Una empalizada de madera con un tronco que puede ser subido y bajado a guisa de puerta define el dominio de Brandt el monitor de la comida y sus ayudantes. Los niños se van. Arthur y Lorbeer escoltan en solitario al distinguido visitante en el obligado recorrido de las instalaciones del campamento. El cubículo de ducha improvisado consiste en un cubo al que hay atado un cordel que sirve para inclinarlo. Un depósito de agua de lluvia es complementado por una bomba de la edad de piedra accionada mediante un generador de la edad de piedra. Todos han sido inventados por el gran Brandt.

—¡Un día pediré la patente de esto! —jura Lorbeer, con un guiño demasiado aparatoso que Arthur devuelve obedientemente.

Un panel solar descansa sobre el suelo en el centro de un gallinero. Las gallinas lo utilizan como trampolín.

—¡Ilumina todo el recinto sólo con el calor del día! —alardea Lorbeer. Pero el entusiasmo ha abandonado su monólogo.

Las letrinas están junto a la empalizada, una para los hombres y una para las mujeres.

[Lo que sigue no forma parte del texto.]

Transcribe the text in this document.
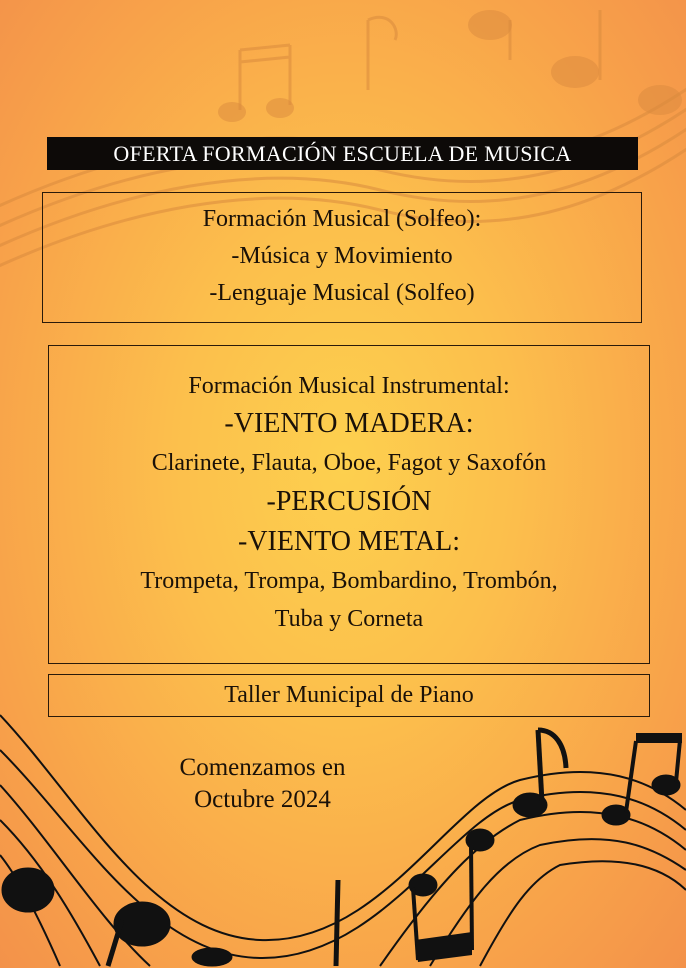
OFERTA FORMACIÓN ESCUELA DE MUSICA
Formación Musical (Solfeo):
-Música y Movimiento
-Lenguaje Musical (Solfeo)
Formación Musical Instrumental:
-VIENTO MADERA:
Clarinete, Flauta, Oboe, Fagot y Saxofón
-PERCUSIÓN
-VIENTO METAL:
Trompeta, Trompa, Bombardino, Trombón,
Tuba y Corneta
Taller Municipal de Piano
Comenzamos en
Octubre 2024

Lorbeer llama a la puerta de la de los hombres y después la abre de un manotazo para revelar un agujero maloliente en el suelo.

—¡Aquí arriba, las moscas acaban volviéndose resistentes a todos los desinfectantes que les echamos! —se queja.

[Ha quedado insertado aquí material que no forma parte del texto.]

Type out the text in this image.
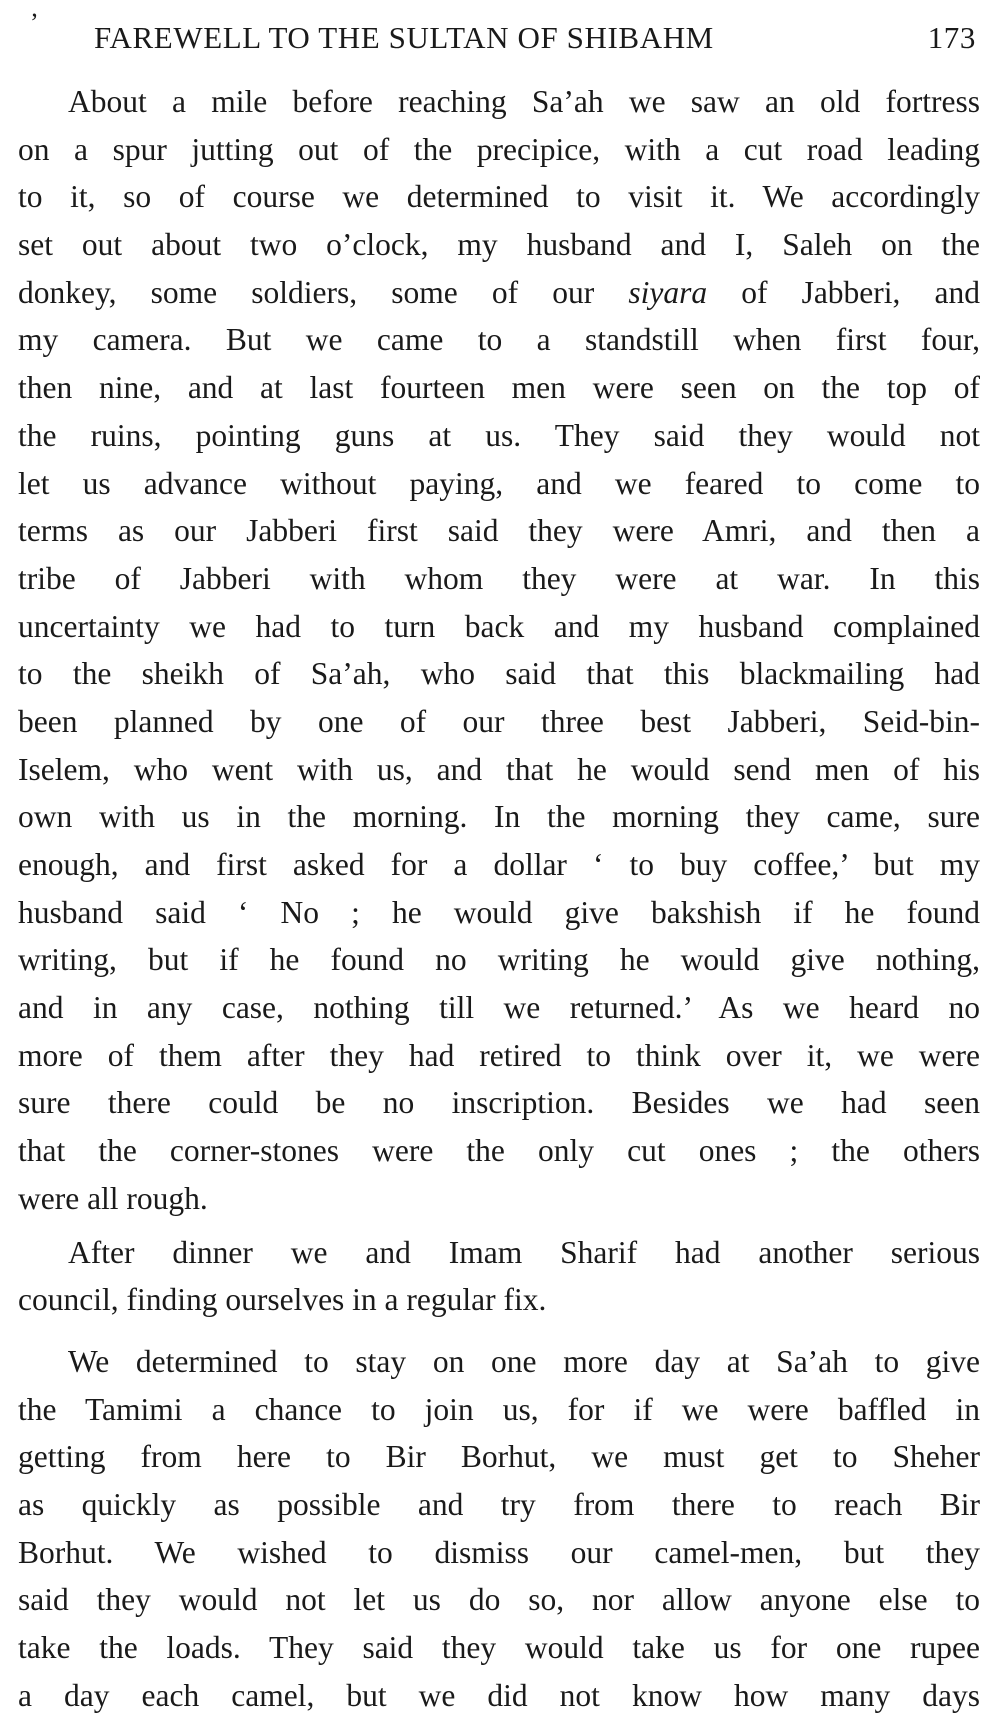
’ FAREWELL TO THE SULTAN OF SHIBAHM	173
About a mile before reaching Sa’ah we saw an old fortress
on a spur jutting out of the precipice, with a cut road leading
to it, so of course we determined to visit it. We accordingly
set out about two o’clock, my husband and I, Saleh on the
donkey, some soldiers, some of our siyara of Jabberi, and
my camera. But we came to a standstill when first four,
then nine, and at last fourteen men were seen on the top of
the ruins, pointing guns at us. They said they would not
let us advance without paying, and we feared to come to
terms as our Jabberi first said they were Amri, and then a
tribe of Jabberi with whom they were at war. In this
uncertainty we had to turn back and my husband complained
to the sheikh of Sa’ah, who said that this blackmailing had
been planned by one of our three best Jabberi, Seid-bin-
Iselem, who went with us, and that he would send men of his
own with us in the morning. In the morning they came, sure
enough, and first asked for a dollar ‘ to buy coffee,’ but my
husband said ‘ No ; he would give bakshish if he found
writing, but if he found no writing he would give nothing,
and in any case, nothing till we returned.’ As we heard no
more of them after they had retired to think over it, we were
sure there could be no inscription. Besides we had seen
that the corner-stones were the only cut ones ; the others
were all rough.
After dinner we and Imam Sharif had another serious
council, finding ourselves in a regular fix.
We determined to stay on one more day at Sa’ah to give
the Tamimi a chance to join us, for if we were baffled in
getting from here to Bir Borhut, we must get to Sheher
as quickly as possible and try from there to reach Bir
Borhut. We wished to dismiss our camel-men, but they
said they would not let us do so, nor allow anyone else to
take the loads. They said they would take us for one rupee
a day each camel, but we did not know how many days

—¿Moscas multirresistentes? —sugiere Justin sonriendo, y Lorbeer le lanza una mirada llena de desesperación antes de que él también consiga sonreír a duras penas.

Atraviesan el recinto, haciendo un alto en el camino para examinar una tumba recién cavada de cuatro metros por metro y medio. Una familia de serpientes verdes y amarillas yace enroscada en el barro rojizo junto a su base.

—Ése es nuestro refugio antiaéreo, amigo mío. En este campamento las mordeduras de serpiente son peores que las bombas —protesta Lorbeer, prosiguiendo con su lamento contra las crueldades de la naturaleza.

Al no obtener ninguna reacción de Justin, se vuelve para compartir la broma con Arthur. Pero Arthur ha vuelto con los suyos. Como si estuviera dispuesto a todo con tal de tener un amigo, Lorbeer desliza un brazo alrededor del hombro de Justin y lo mantiene allí mientras lo lleva a paso ligero hacia el
tukul
central.

—Y ahora probarás nuestro estofado de cabra —anuncia resueltamente—. ¡Ese viejo cocinero sabe hacer el estofado mucho mejor que los restaurantes de Ginebra! Oye, Peter, eres un buen tipo, ¿de acuerdo? ¡Te considero mi amigo!

¿A quién viste allá abajo en la tumba entre las serpientes?, le está preguntando Justin a Lorbeer. ¿Otra vez a Wanza? ¿O la fría mano de Tessa salió de la tumba y te tocó?